Compare this to the first output. Does it seem reasonable to filter the data like this?

Confidence Interval for the Variance

We also have a formula for computing a confidence interval for the sample variance. Below, compute the sample variance of the duration?

# Question 11
var(kl$duration)
## [1] 1229.786

Here is the code to get the critical value for the lower bound of the chi-squared distribution:

tval1 <- qchisq(1 - 0.01/2, df = nrow(kl))
tval1
## [1] 20410.54

And here is the code for the upper bound:

tval2 <- qchisq(0.01/2, df = nrow(kl))
tval2
## [1] 19382.97

Below, compute the lower-bound of the 99% confidence interval for the variance of the duration:

# Question 12
var(kl$duration) * (nrow(kl) - 1) / tval1
## [1] 1198.543

And then, the upper bound:

# Question 13
var(kl$duration) * (nrow(kl) - 1) / tval2
## [1] 1262.082

Notice that the variance is in squared milliseconds. Typically, in an applied problem, it makes more sense to convert these estimates into a confidence interval for the square root of the variance (called the standard deviation). Compute the bounds on the standard deviation below:

sqrt(c(var(kl$duration) * (nrow(kl) - 1) / tval1,
       var(kl$duration) * (nrow(kl) - 1) / tval2))
## [1] 34.61997 35.52580

Go back and look at the histogram of the duration. Do these bounds seem reasonable for the standard deviation?
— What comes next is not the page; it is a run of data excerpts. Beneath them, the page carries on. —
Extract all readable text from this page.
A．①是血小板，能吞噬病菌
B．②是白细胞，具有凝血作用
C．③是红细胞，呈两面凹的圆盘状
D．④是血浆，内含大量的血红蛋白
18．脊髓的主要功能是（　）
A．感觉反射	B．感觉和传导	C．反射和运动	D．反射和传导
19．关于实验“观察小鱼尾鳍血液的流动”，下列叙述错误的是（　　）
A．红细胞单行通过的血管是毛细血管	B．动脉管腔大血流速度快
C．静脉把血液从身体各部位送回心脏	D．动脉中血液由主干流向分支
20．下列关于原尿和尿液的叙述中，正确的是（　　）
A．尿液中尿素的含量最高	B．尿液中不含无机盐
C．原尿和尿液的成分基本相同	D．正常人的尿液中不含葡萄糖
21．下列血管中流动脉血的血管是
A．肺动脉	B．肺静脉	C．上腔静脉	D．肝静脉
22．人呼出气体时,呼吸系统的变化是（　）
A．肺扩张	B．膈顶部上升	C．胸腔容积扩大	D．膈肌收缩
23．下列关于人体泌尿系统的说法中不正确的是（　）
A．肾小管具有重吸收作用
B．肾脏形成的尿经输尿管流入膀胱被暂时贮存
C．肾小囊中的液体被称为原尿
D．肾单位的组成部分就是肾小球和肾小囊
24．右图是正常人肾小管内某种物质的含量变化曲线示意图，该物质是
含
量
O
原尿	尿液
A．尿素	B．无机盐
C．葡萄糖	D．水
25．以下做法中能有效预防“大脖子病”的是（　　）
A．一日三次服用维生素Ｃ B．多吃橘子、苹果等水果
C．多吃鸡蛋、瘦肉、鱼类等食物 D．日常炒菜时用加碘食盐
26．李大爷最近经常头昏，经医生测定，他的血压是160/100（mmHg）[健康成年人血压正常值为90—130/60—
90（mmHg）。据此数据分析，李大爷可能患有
A good rule of thumb is that about 95% of the data should be within +/- two standard deviations of the mean.

A Look Ahead

Hopefully you found it insightful to work with some real data. Unfortunately, it is rarely interesting to consider means on their own (at least unless you have a lot of prior knowledge about a the data you are working with). What will be much easier to motivate is studying differences between duration. For example, do you take more time (or less) to type when you are copying versus writing your own text? Are there differences between the people in the class in the speed at which they type? Are there letter pairs that are harder/easier to type? We will build all of the tools to do these things over the next few weeks.